The lady herself strode from her bedchamber, an unfastened robe hastily thrown over her nightdress and a stone vase balanced over her head in her two hands. The set of her mouth said she would battle first and then find out why. Selden had taken to sleeping with a stick of kindling on the divan beside him. His was a feebler weapon than hers, but he gripped it tightly, intending to defend her to the death this time.
The two guardsmen fell back at the sight of her fury. “Lady, please, we are sorry to disturb you. Our orders are absolute. We must take the dragon man to the Duke. His need is dire and he cannot wait longer.”

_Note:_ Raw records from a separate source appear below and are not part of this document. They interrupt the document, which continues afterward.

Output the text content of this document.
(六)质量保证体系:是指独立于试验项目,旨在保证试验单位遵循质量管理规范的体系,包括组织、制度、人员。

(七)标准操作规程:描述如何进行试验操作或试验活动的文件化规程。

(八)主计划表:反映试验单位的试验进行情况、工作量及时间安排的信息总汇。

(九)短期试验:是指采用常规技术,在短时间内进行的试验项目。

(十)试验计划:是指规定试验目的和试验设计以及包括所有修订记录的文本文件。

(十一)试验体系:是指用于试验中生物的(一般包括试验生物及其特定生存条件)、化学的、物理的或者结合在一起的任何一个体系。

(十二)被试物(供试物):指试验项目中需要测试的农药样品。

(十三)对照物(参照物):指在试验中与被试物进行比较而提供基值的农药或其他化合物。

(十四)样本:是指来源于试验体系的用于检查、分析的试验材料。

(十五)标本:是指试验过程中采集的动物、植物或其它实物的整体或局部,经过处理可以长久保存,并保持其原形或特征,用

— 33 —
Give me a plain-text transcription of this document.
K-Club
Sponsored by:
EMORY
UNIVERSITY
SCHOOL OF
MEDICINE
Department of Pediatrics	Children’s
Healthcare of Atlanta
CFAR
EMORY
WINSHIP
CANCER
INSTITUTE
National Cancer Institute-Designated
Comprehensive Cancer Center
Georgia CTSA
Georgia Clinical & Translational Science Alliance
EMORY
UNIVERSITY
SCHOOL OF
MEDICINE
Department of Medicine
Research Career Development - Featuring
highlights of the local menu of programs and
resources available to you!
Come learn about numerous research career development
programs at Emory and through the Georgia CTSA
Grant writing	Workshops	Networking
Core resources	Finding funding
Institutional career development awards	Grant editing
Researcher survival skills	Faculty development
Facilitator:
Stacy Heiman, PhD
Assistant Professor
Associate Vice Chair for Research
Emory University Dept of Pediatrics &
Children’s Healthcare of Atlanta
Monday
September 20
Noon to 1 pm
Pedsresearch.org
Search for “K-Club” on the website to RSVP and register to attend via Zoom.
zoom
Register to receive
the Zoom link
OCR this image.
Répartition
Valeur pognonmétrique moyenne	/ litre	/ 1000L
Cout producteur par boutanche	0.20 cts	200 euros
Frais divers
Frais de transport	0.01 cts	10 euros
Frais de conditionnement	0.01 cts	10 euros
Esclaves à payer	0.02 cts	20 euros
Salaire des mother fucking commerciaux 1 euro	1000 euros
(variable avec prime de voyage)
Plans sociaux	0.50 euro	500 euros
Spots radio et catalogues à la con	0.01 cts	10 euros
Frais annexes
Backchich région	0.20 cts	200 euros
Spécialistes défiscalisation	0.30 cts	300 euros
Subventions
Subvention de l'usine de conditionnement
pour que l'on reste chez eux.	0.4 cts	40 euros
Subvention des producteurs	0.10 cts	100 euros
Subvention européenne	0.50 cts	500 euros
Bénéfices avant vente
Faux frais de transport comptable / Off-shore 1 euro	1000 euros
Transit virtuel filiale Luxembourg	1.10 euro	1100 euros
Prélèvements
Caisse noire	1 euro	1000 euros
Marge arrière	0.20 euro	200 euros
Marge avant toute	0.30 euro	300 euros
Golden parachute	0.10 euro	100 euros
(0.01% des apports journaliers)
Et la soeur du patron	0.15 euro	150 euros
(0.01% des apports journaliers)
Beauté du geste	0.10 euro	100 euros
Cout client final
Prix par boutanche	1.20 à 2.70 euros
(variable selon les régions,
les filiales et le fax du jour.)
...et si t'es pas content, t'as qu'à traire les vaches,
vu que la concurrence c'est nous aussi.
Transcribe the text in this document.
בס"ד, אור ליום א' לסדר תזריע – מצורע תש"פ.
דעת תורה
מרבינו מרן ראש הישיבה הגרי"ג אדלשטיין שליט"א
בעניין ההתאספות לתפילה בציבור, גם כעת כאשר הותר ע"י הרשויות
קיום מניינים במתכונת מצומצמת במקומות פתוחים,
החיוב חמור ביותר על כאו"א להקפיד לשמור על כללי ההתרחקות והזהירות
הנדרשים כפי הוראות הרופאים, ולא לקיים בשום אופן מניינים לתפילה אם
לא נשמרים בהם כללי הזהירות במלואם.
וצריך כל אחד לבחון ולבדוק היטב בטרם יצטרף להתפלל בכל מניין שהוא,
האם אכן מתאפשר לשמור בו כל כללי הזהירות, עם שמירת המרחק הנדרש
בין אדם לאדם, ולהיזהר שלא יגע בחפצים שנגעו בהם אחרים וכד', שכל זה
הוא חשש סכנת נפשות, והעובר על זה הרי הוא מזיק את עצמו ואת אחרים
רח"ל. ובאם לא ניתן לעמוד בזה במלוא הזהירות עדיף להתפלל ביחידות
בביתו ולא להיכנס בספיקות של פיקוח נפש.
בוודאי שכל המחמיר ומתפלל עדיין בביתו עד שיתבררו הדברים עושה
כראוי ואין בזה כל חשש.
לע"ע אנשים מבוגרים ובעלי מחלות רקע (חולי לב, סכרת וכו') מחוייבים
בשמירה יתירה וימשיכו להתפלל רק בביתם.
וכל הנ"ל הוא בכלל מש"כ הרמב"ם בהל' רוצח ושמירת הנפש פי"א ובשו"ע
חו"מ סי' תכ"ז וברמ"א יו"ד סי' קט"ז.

Dizziness swooped through Selden’s brain at those words, and the stick of wood tumbled from his nerveless hand. Here was death, barging in the door in the middle of the night. “I am not ready,” he said, to himself rather than the guardsmen.
“He is not!” Chassim snapped out her agreement. “Look at him.
He coughs and spits gobs of yellow mucus. He has a fever, and his piss is the color of old tea. He is thin as an old horse, and he shakes when he tries to stand. You will take this to the Duke? Sick as he is, you will take this diseased creature into his presence? Woe betide you when you are his death!”
The younger of the two guardsmen blanched at her words, but the grizzled older guard only shook his head. He looked haggard, as if sleep had long abandoned him. “Lady, you know well we are dead if we return without him. Disobeying the Duke’s order will only ensure that we are tortured to death along with our families. Stand back, Lady Chassim. I have no desire to handle you roughly, but I will take the dragon man now.”
Vase in hand, she stepped boldly between Selden and his abductors. She set her feet and he knew she would fight them. He staggered in a wobbly circle around her and into their arms before she realized what he was about. “Let us go quickly,” he told them. They seized him by the arms, and as they hastened him out the door, he called over his shoulder, “For a few days of respite, may Sa bless you.”
“Sa, the god that fucks itself,” the younger guardsman sneered.
The heavy vase landed with a crash on the floor just behind them. “You didn’t lock her in?” the older man exclaimed in horror, but there came the sound of a slamming door. “Run back and lock it,” the guard told his junior in disgust. He kept his grip on Selden’s upper arm and half dragged him until the youngster caught up with them to seize Selden’s other arm.
“You sick like she said she was? Are we going to catch your disease?”